Just I was about to break down and pay the $125 to get a spare key, I received a mysterious knock on the door. The delivery man handed me a box and walked away. As a music promoter, I receive packages on a regular basis...but I’m still like a kid at Christmas/Hanukkah every time. I open the box and there, to my utter surprise, are my keys. Unscathed. All accoutrements still attached.
The included letter was from the Kroger Card Lost Key Department. Yes it exists. Stunned I was. I called everyone I could think of...what a reunification. Turns out that if you find a set a keys with a Kroger Card, you can toss them into any mailbox and they get shipped to Kroger. Kroger uses its fancy-pants computer and finds out who owns the keys. Ships them right to your door. I love my Kroger Card. I love it.
This is a complete 180 degree turnaround for me. I used to loathe the Kroger Card. Back when I was taking MBA classes, I wrote a paper on the then-emerging customer loyalty programs. The Kroger Card had just launched, and being computer-literate, I knew exactly what Kroger was going to do...hello data mining. In the beginning, the Kroger card actually saved you nothing. It only served to divide the customers in two groups...rich ones that wouldn’t bother with the card and was willing to pay extra (but not rich enough...they are doing their own shopping after all) and then the group that most of us are in...can’t afford to not use the Kroger card. Everyone lauded the Kroger card, but there was no savings...initially anyway. An item was $3.50 before the card. The next day it was $3.65 with a $0.15 discount if you get a Kroger card. Everyone was stoked. Discounts galore...and you got instant coupons based on the stuff you bought. Kroger was laughing all the way to the bank. All the sudden they knew the buying habits of your family...your street...your zip code. The most sellable data in the country. It’s not all bad I suppose. A few months back when we had the peanut/peanut butter scare, Kroger stepped up and when you swiped your Kroger card it would say, “whoa, jane...last time you bought xxxxx peanut butter. Don’t eat it. It’s been recalled. Please discard it. Blah blah blah. We care about you. Blah”

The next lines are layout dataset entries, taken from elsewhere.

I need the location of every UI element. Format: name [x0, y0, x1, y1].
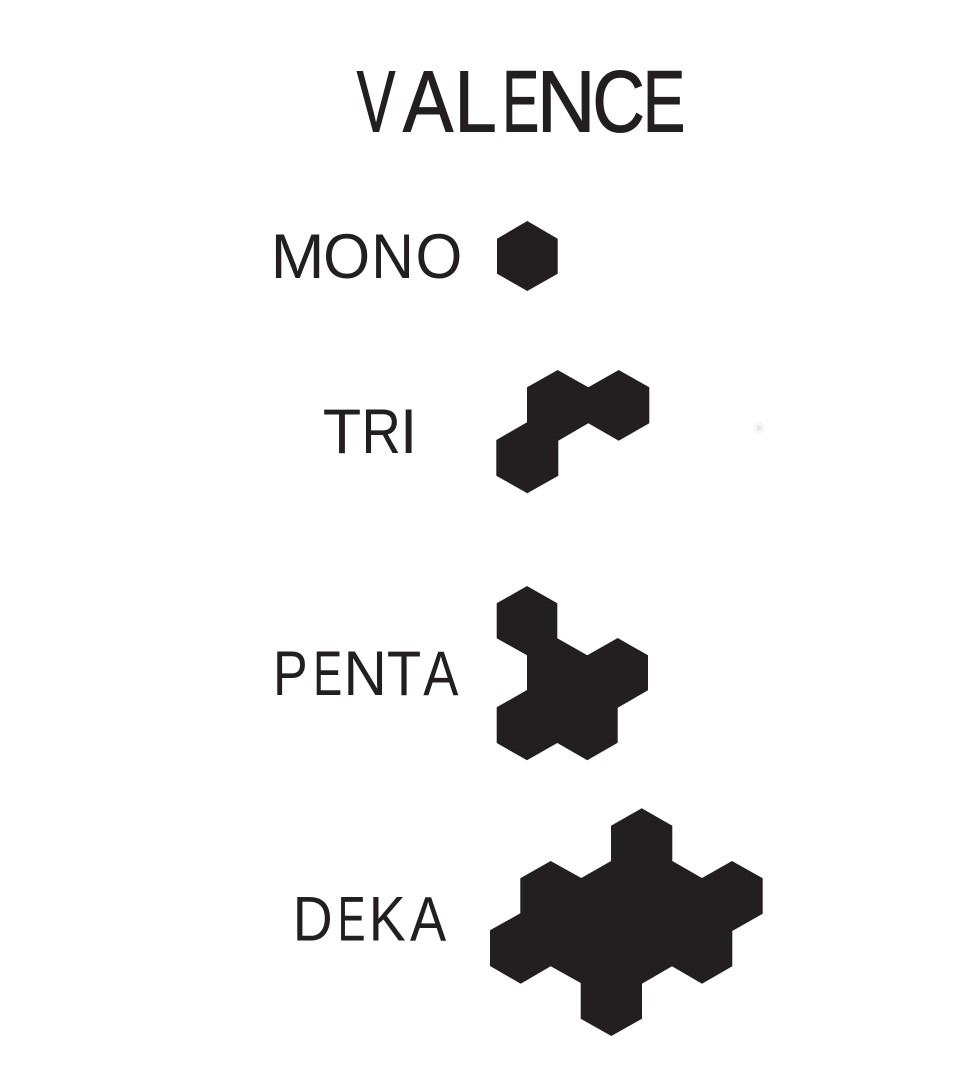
title: V: [357, 54, 395, 150]
title: N: [537, 54, 596, 150]
icon: penta five hexagons: [497, 586, 648, 760]
title: E: [643, 54, 685, 150]
label: penta: T: [387, 639, 421, 709]
icon: mono single hexagon: [497, 221, 558, 291]
icon: deka ten hexagons: [490, 808, 763, 1036]
title: E: [502, 54, 539, 150]
label: mono: O: [416, 222, 462, 292]
label: deka: K: [369, 885, 406, 955]
title: C: [592, 54, 645, 150]
label: tri: T: [323, 397, 361, 467]
label: tri: R: [362, 397, 401, 467]
label: penta: N: [343, 639, 387, 709]
label: deka: D: [293, 885, 333, 955]
label: mono: N: [371, 222, 414, 292]
label: tri: I: [400, 397, 417, 467]
label: deka: A: [410, 885, 446, 955]
title: A: [403, 54, 453, 150]
stray speck: [753, 422, 765, 434]
label: mono: O: [323, 222, 370, 292]
label: penta: A: [423, 639, 458, 709]
label: penta: E: [313, 639, 342, 709]
label: deka: E: [338, 885, 366, 955]
title: L: [454, 54, 497, 150]
label: penta: P: [273, 639, 308, 709]
icon: tri three hexagons: [496, 370, 649, 493]
label: mono: M: [271, 222, 325, 292]
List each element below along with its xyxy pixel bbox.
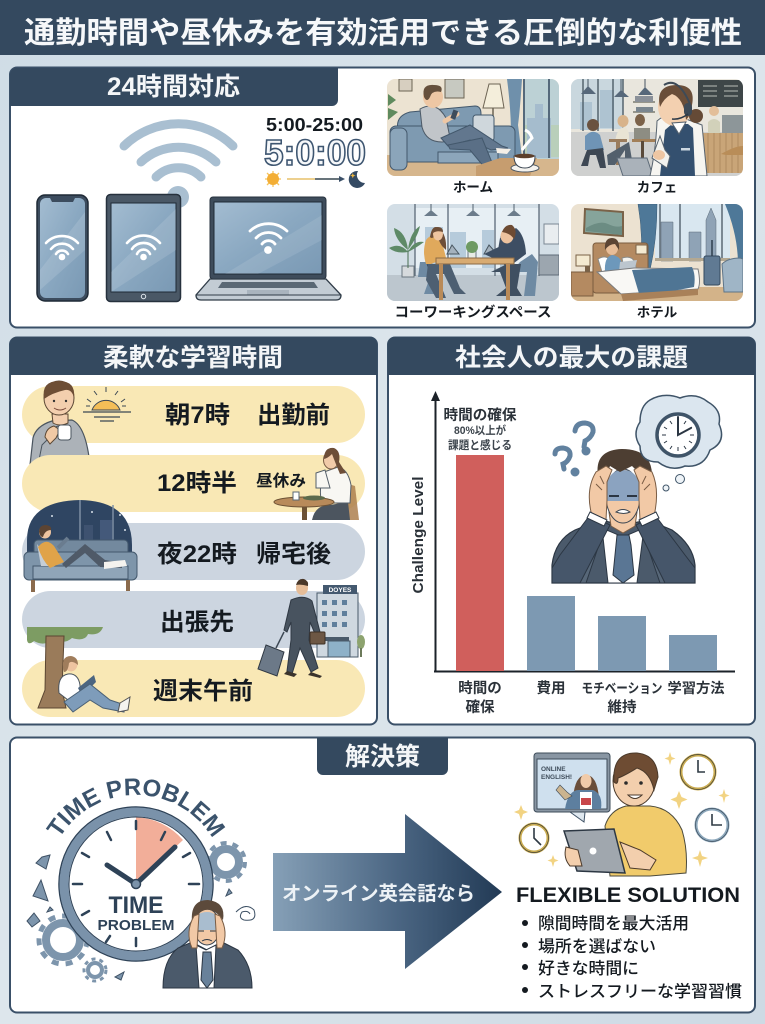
illustration: cafe (571, 79, 743, 176)
curved text: TIME PROBLEM: TIME PROBLEM (46, 778, 226, 837)
heading: 柔軟な学習時間: 柔軟な学習時間 (103, 344, 283, 372)
bar chart: 維持 (608, 698, 637, 716)
hours text: 5:00-25:00 (266, 115, 363, 135)
bar chart: 時間の確保 (444, 407, 517, 424)
bullet list: 隙間時間を最大活用 (538, 914, 689, 933)
bar chart: 時間の (458, 680, 502, 697)
bar chart: モチベーション (582, 681, 662, 696)
icon: woman at lunch (274, 448, 359, 520)
label: コーワーキングスペース: コーワーキングスペース (394, 304, 552, 320)
icon: businessman and hotel (258, 579, 365, 678)
icon: businessman and hotel: DOYES (329, 587, 352, 594)
bar chart: 80%以上が (454, 423, 506, 437)
icon: smartphone (37, 195, 88, 301)
arrow (273, 814, 502, 969)
row: 週末午前: 週末午前 (153, 678, 253, 705)
icon: woman reading under tree (27, 627, 130, 712)
icon: video call window (534, 753, 610, 822)
bullet list (522, 914, 742, 1001)
icon: stressed businessman (552, 449, 695, 583)
heading: 解決策 (317, 738, 448, 775)
icon: large wifi (124, 124, 233, 208)
label: ホーム: ホーム (453, 180, 493, 195)
label: ホテル: ホテル (637, 305, 678, 320)
icon: video call window: ENGLISH! (541, 774, 572, 781)
panel: 柔軟な学習時間 (10, 337, 377, 724)
icon: laptop (196, 197, 341, 300)
bar chart: 課題と感じる (448, 438, 512, 452)
heading: 解決策: 解決策 (345, 743, 420, 771)
icon: tablet (106, 194, 180, 302)
icon: gears and shards (27, 843, 245, 981)
icon: sunrise (83, 387, 131, 421)
clock text: PROBLEM (98, 917, 174, 934)
bullet list: ストレスフリーな学習習慣 (538, 982, 742, 1001)
illustration: coworking space (387, 204, 559, 301)
icon: night window and sofa (24, 500, 137, 592)
title (0, 0, 765, 55)
row: 週末午前 (22, 660, 365, 717)
row: 朝7時 出勤前 (22, 381, 365, 465)
row: 出張先 (22, 591, 365, 648)
icon: clock (59, 807, 213, 961)
row: 12時半 昼休み: 昼休み (256, 472, 306, 490)
row: 朝7時 出勤前: 出勤前 (257, 402, 330, 429)
row: 朝7時 出勤前: 朝7時 (165, 402, 230, 429)
bar chart: 費用 (536, 680, 566, 697)
icon: small clocks (520, 754, 728, 852)
icon: man with tablet (564, 753, 686, 876)
panel: 社会人の最大の課題 (388, 337, 755, 724)
label: カフェ: カフェ (637, 180, 677, 195)
panel: 解決策 (9, 736, 756, 1014)
icon: sparkles (514, 752, 730, 867)
row: 夜22時 帰宅後: 帰宅後 (256, 541, 331, 568)
row: 夜22時 帰宅後 (22, 500, 365, 592)
bullet list: 好きな時間に (538, 959, 639, 978)
panel: 24時間対応 (10, 68, 755, 328)
icon: stressed businessman small (163, 900, 255, 988)
heading: 24時間対応: 24時間対応 (107, 73, 240, 101)
icon: question marks (555, 423, 593, 474)
clock text: TIME (108, 892, 164, 919)
icon: sun to moon arrow (265, 171, 365, 188)
heading: 社会人の最大の課題 (388, 337, 755, 375)
heading: 柔軟な学習時間 (10, 337, 377, 375)
icon: video call window: ONLINE (541, 766, 566, 773)
bar chart (410, 391, 735, 716)
bar chart: Challenge Level (410, 476, 427, 594)
title: 通勤時間や昼休みを有効活用できる圧倒的な利便性 (24, 17, 742, 50)
bar chart: 確保 (466, 699, 495, 716)
row: 出張先: 出張先 (160, 609, 234, 636)
heading: FLEXIBLE SOLUTION: FLEXIBLE SOLUTION (516, 884, 740, 907)
bar chart: 学習方法 (668, 680, 724, 696)
icon: man with coffee (30, 381, 90, 465)
row: 12時半 昼休み (22, 448, 365, 520)
bullet list: 場所を選ばない (538, 937, 656, 956)
row: 夜22時 帰宅後: 夜22時 (157, 541, 237, 568)
arrow text: オンライン英会話なら (282, 883, 475, 905)
digital clock: 5:0:00 (264, 132, 366, 173)
row: 12時半 昼休み: 12時半 (157, 470, 237, 497)
icon: thought bubble with clock (636, 395, 722, 491)
heading: 24時間対応 (10, 68, 338, 106)
heading: 社会人の最大の課題: 社会人の最大の課題 (455, 344, 688, 372)
clock text (98, 892, 174, 934)
illustration: hotel (571, 204, 743, 301)
illustration: home (387, 79, 559, 176)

I’m a pretty friendly guy, and strangers love to talk to me. Not really sure why. I always indulge them. The one person I do my best to avoid is the Kroger checkout person. Here, at my Highlands Kroger, I seem to always get a checkout person that loves to comment on all my purchases. This seems harmless enough, but I feel it’s a personal boundary issue. “Oh I love these crackers.” “I haven’t tried this beer yet, is it any good?” They sound like perfectly normal questions, but they are tacitly informing you that they are judging every item in your cart. Things just get awkwardly silent when the usually-boisterous checkout person clams up while scanning my toilet paper.
I realize this blog is about nothing at all...and entirely too long...brevity is not my strong suit. Brigid sprung the guest blog on me when she swept into the house with Friend-With-A-Truck as they scooped up my keys and headed to Chicago...leaving me to become Friend-with-a-smart-car-who-drives-a-truck-for-the-weekend.
All in all, I love my Kroger Card... it helped reunite me and Pip with our lost keys. I wonder what would happen if I attach a shopping list to my keys and leave them at Kroger...I suspect the awesome Kroger person would return my keys and a bagful of groceries...silently judging every item I purchased.